October weather arrived right on time in New York yesterday, with all of its attendant rain and gloom. And so I went digging in the closet for the most weatherproof bag I could find to transport my laptop around the corner to the cafe where I sometimes go to write, and came up with this Sandqvist messenger bag, which I purchased right before I went to Europe in June. I hadn’t used it since I’d returned home, and the interior was a nice little trip back in time: various denominations of Euros and big red tablets of French aspirin littered the bottom of the bag, along with the boarding pass for my flight home, and a card from the Paris boutique L’Ecalaireur that I’d saved because the logo was so cool. (Don’t you kind of love when you grab a bag you haven’t used in ages and encounter a mini-time capsule when you open it? Ticket stubs from a movie you went to on a first date? A lipstick you’d loved and lost? A wedding shower invitation for a close friend currently in couple’s therapy? Even just a half-consumed, long-forgotten container of Tic-Tacs can send me into a torpor of nostalgia.)
I love this Sandqvist bag—and not only because it got me through the trip so well, working not only as an excellent carry-on, but as my daily schlep-around-the-city carryall. But also because it reminded me of the Danish Schoolbags that my college roommate Margaret—and all the other cool private school girls from New York —showed up with my freshman year at Oberlin. It had exterior pockets and a big outside zipper that made it expandable enough to carry all of one’s books. Suddenly my backpack—which was standard issue for the kids at my hippie-preppy New England boarding school—felt shamefully uncool. The Danish Schoolbag wasn’t insanely expensive—like $90 if I recall correctly—but the status it conferred was sterling. The first morning of my first fall break in the city, I took off like a shot to Chocolate Soup, the (long gone) Upper East Side children’s store that had the city’s Danish Schoolbag monopoly. I bought a blue one and carried it until it was worn into the ground.
You can not find Danish Schoolbags anywhere anymore,* and they are mourned by many (here is a very sweet piece that ran in the LA times in 2002). And yet they still appear to be produced. It’s all quite puzzling. I tracked down the Dutch company that makes them to look into the matter, but I’m keeping my expectations well-managed.

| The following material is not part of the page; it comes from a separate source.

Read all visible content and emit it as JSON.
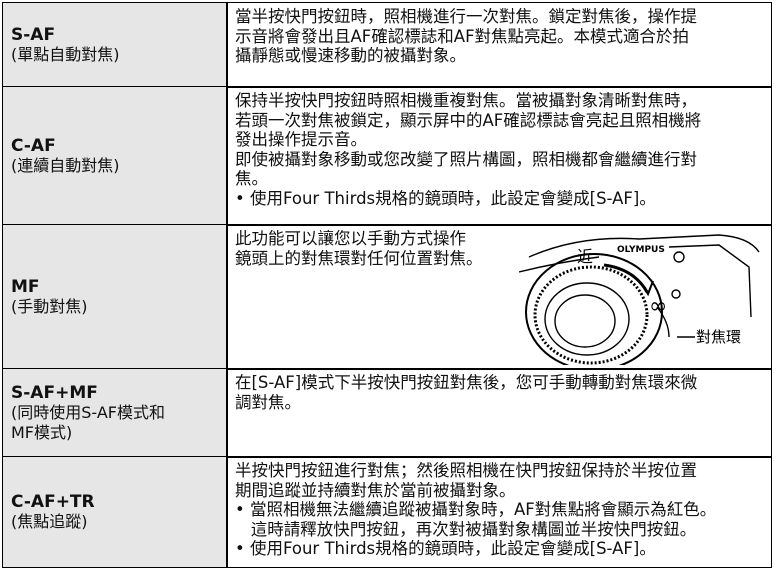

And also considering whether what I miss most might not actually be the bag, but 1983.
••There is an American Danish Souperbag website but it isn’t official and is, sadly, somewhat of a boondoggle.
UPDATE! UPDATE! UPDATE! Commenter heathmitch has tracked down a store in Germany called Scandinavian Objects that sells Danish Schoolbags in black and grey. This is very exciting. I have the best commenters.
UPDATE OF THE UPDATE: Scandinavian Objects is sold out. We soldier on.